PepsiCo will report annually on how revenue is allocated, a disclosure that will be provided by a “nationally recognized company registered with the Public Company Accounting Oversight Board.” The company will also report various impact metrics such as how these projects increase the percentage of rPET or renewable or bio-based PET in its packaging, estimated emission reductions, avoided water use and water replenishment. and the number of acres using regenerative agriculture practices.

We seek to go as far as possible in the supply chain.

An overview of PepsiCo’s ESG objectives, as well as its latest progress report, illustrate the work to come. For example, PepsiCo aspires to help spread regenerative agriculture practices to over 7 million acres (a new goal starting in 2021); it is currently around 345,000 in the United States and Canada. Its water use efficiency has improved 18% from 2015, on its way to a 25% improvement by 2025, and PepsiCo has replenished more than 6 billion liters. So far, the company has reduced its absolute GHG emissions in Scopes 1 and 2 by 25% from a 2015 baseline, on track to its 75% reduction target by 2030 However, Scope 3 emissions across its value chain have grown 5% in most of the last reporting year, “largely due to unprecedented business growth.” The objective is to reduce these emissions by 40%.

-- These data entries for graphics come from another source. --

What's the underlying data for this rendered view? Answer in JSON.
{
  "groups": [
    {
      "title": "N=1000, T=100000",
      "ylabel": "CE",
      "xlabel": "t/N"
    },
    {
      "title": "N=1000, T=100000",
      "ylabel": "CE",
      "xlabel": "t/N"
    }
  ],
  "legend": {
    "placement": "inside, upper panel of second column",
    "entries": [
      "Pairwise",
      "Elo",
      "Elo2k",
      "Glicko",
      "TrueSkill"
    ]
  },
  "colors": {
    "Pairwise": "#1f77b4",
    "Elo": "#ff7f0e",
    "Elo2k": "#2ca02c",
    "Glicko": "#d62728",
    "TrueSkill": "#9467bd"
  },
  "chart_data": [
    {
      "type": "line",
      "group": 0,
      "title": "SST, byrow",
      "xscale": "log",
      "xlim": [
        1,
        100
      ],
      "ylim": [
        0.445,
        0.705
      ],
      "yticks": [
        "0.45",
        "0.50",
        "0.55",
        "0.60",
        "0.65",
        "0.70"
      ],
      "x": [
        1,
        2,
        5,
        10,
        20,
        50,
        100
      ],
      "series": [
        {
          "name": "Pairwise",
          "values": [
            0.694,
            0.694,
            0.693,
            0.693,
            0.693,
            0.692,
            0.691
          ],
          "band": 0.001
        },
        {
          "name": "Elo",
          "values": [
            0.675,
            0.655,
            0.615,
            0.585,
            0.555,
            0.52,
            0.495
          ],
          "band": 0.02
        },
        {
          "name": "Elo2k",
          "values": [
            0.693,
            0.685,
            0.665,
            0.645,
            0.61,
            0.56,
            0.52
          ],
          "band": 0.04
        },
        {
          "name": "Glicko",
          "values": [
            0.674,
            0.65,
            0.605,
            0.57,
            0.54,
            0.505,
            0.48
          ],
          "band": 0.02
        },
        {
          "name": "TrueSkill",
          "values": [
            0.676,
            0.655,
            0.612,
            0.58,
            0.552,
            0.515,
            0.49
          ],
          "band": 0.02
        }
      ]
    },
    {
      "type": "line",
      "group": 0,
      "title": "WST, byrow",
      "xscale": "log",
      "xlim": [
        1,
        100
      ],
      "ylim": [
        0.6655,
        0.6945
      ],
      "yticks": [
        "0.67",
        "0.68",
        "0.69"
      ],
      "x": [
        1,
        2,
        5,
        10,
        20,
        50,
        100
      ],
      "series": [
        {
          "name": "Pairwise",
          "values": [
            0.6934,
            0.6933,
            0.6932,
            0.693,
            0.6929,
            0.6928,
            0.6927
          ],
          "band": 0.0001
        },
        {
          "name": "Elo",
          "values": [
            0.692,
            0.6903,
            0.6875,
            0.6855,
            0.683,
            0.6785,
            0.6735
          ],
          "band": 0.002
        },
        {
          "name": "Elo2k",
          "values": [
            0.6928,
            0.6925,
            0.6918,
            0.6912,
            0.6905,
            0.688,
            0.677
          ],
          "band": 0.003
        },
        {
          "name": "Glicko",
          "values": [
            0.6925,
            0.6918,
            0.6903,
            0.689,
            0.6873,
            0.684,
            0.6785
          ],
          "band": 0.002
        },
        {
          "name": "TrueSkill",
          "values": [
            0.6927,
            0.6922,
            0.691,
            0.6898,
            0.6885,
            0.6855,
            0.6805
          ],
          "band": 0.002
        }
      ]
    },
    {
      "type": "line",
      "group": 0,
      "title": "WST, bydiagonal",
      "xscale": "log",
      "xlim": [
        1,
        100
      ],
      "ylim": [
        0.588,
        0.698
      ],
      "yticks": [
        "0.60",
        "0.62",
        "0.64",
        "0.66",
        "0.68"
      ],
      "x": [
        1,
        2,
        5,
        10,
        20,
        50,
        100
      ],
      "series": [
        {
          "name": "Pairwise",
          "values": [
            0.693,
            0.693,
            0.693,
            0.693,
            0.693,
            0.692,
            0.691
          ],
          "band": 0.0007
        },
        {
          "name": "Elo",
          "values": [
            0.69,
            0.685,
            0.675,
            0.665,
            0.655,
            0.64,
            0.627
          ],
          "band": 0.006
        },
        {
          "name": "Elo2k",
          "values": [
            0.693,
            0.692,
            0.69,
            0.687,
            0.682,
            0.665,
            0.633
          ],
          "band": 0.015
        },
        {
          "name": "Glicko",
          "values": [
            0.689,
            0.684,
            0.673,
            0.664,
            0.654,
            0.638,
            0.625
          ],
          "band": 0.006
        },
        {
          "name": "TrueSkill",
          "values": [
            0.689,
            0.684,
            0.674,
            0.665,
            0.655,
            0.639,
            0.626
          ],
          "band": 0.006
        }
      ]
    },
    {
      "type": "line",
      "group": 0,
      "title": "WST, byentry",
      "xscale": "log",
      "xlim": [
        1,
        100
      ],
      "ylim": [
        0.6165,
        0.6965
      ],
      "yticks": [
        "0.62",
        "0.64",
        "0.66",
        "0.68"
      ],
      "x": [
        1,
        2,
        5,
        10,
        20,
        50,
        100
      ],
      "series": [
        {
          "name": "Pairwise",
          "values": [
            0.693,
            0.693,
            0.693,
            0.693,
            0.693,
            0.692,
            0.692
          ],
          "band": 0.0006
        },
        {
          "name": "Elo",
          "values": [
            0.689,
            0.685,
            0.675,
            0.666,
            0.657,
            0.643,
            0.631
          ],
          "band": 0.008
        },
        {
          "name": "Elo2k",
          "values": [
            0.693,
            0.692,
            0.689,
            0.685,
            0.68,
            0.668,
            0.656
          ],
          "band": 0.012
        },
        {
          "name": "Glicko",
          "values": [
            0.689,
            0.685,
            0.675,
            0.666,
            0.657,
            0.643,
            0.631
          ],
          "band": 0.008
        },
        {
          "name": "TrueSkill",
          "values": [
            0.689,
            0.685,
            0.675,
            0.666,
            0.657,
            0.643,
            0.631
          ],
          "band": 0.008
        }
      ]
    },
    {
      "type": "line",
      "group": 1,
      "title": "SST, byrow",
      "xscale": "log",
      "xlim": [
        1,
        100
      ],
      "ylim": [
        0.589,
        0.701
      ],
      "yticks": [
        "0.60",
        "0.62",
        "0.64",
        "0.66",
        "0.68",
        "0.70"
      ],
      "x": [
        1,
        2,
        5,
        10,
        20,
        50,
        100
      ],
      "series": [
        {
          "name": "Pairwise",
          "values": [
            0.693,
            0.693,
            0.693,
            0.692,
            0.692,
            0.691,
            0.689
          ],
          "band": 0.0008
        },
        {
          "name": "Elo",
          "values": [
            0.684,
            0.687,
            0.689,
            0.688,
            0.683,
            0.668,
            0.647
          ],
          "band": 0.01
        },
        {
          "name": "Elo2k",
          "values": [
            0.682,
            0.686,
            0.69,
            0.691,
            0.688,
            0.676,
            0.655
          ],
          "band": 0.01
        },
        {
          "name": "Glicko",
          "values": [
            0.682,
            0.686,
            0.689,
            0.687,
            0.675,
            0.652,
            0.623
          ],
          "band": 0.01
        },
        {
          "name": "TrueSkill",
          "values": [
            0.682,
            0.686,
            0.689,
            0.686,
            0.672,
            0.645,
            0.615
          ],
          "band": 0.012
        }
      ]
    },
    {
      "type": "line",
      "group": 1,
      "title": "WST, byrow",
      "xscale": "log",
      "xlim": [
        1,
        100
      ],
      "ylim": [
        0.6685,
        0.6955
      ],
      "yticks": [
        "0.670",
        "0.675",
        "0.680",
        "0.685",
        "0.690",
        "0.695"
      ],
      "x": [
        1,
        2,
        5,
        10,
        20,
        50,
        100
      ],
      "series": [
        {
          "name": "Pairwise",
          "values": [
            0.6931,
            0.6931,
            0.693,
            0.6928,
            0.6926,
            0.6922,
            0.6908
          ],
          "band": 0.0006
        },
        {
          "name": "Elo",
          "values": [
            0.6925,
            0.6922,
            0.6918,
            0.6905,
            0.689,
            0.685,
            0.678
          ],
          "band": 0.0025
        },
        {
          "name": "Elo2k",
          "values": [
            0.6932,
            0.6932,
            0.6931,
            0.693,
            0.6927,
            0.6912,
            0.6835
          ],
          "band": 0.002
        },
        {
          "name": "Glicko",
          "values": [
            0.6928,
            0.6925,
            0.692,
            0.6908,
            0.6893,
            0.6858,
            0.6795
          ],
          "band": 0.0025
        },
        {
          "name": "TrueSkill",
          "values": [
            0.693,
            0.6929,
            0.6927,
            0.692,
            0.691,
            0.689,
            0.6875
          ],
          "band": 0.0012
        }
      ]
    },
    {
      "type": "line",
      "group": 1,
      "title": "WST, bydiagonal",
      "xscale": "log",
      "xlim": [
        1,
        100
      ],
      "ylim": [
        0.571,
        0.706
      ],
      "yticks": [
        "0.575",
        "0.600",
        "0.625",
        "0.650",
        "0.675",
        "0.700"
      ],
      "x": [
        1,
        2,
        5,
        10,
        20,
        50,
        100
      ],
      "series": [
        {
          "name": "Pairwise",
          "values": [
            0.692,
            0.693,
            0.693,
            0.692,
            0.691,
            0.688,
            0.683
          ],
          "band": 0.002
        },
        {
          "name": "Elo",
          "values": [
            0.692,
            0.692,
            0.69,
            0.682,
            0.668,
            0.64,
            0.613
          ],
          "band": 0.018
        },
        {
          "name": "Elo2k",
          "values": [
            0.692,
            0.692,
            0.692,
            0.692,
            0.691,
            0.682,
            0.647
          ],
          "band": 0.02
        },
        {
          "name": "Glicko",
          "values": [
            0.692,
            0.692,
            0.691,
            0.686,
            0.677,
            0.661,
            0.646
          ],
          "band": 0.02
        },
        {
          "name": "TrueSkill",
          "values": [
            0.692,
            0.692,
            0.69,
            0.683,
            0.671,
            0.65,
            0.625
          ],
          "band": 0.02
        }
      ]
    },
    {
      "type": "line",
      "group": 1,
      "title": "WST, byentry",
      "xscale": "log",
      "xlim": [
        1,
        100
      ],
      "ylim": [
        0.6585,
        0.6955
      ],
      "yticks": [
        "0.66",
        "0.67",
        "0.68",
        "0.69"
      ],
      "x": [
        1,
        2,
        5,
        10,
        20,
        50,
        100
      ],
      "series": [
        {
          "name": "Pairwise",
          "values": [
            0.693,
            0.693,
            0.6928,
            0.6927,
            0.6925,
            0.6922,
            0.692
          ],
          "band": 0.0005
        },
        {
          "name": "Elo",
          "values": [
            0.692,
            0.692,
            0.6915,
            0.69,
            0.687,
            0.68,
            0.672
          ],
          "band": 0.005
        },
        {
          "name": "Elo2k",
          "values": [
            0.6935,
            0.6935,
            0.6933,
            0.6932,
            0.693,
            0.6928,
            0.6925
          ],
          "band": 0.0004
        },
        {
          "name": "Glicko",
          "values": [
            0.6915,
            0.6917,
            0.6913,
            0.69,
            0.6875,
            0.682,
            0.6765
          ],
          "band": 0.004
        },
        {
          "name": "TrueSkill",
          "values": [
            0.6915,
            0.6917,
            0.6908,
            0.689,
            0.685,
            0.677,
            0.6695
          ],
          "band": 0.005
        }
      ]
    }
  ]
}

When I asked Andrew about the Scope 3 metric, he highlighted a number of initiatives PepsiCo has taken to help its value chain adopt more sustainable business practices, including its program to help suppliers setting science-based targets and procuring renewable energy. “We’re looking to go as far down the supply chain as possible,” he said.

Another example of how PepsiCo will invest in its supply chain comes from Europe, where the company recently identified six industrial climate tech startups to help with supply chain pilots over the next year. Companies include: Industrial impulse and Bren Powerwho sell technologies to help reduce steam losses in production; Ozo-Innovationsthat reduces thermal energy, water and chemicals associated with cleaning manufacturing plants; UBQ Materialswhich transforms organic and non-recyclable plastics into bio-based thermoplastics; Security issues, which tracks packaging waste using blockchain; and Elateqwhich eliminates pathogens and contaminants in the water.